It was so unexpected that I had nothing meaningful to say. But that has never stopped my foot from frequent insertions into my mouth.

“You want to screw the winner?”

“I want Malevon to survive that war, you stupid boy,” she hissed. And then as suddenly as she arrived, she was gone.

I stared at the place where she had stood. The most sarcastic handclaps I have ever heard made me turn. It was Fluffy, of course.

“I thought you went somewhere to hide?”

The youth shook his head. “I came back when I reasoned that you might get yourself killed without me watching over you. You truly have a unique gift with females of your species. I can’t imagine why they fall over themselves to mate with you.”

“Is this war she mentioned the same one as in the prophecy that gets you dragons twitchy?”

Fluffy considered for a moment. “With you, it’s impossible to tell. How many wars have you been involved in this year?”

That was unfair. It wasn’t as if I started them. On the other hand, I could see his point. He continued before I could construct a suitably sarcastic reply.
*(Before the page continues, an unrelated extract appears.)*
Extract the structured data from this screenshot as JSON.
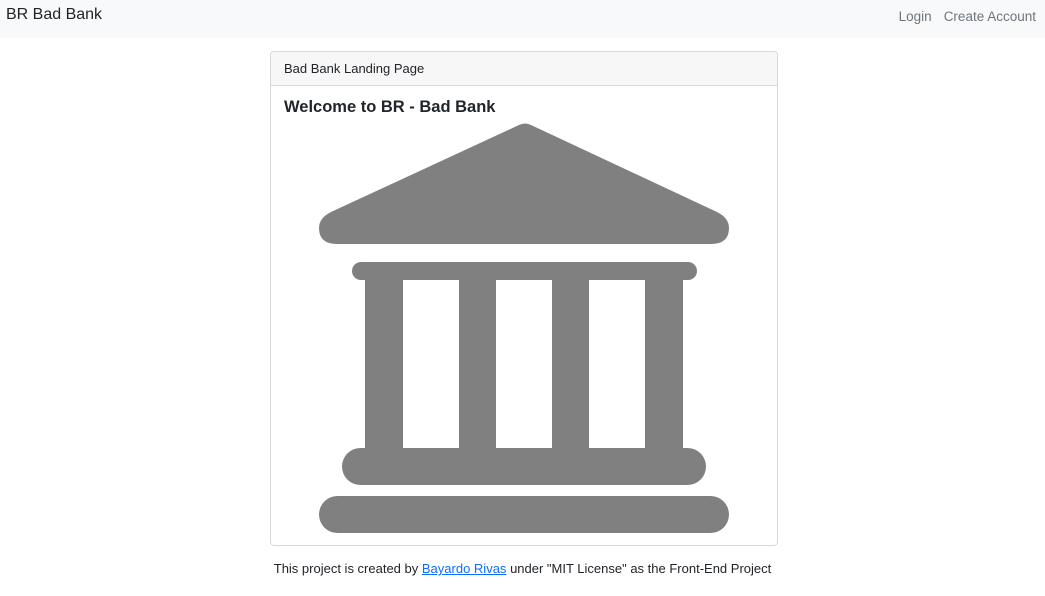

“I made a quick stop before I returned. It would appear there is a way we can find out what is going on back home.”

That sounded good.

“So what are we standing around here for?”

Fluffy held out his hand and I took it slightly reluctantly. I hoped no one was watching us as we travelled somewhere else.

3.
          
 
Home

 

I looked at the transparent tube suspiciously. It was seven feet tall and about three foot in diameter. Its top was sealed and as far as I could tell, so was its bottom. Apparently, if I got into it, I could visit any place in the multiverse, provided I knew where I wanted to go. After my recent suffocation experience, I wasn’t so sure getting in the thing was a good idea.

“How do I breathe in there?” I whispered to Fluffy.

Fluffy shook his head, which looked condescending coming from a teen. “This is not real, Jake. It’s most likely a metaphor for whatever they are really doing to us.”

Words flowed across the white background
. ‘There is no danger. Will yourself inside the tube and state your destination clearly. You will not be able to communicate with anybody you visit, nor leave the place you specify except to return. You will be able to hear everything spoken at the location.’

“What time do you think it is? It can’t be more than three hours since we left.” The King and his entourage might still be out by the Fedre Food Storage Unit. One of the royal family has to stay with it to keep it open. It would be a waste of time if I ended up looking for my wives in the wrong place.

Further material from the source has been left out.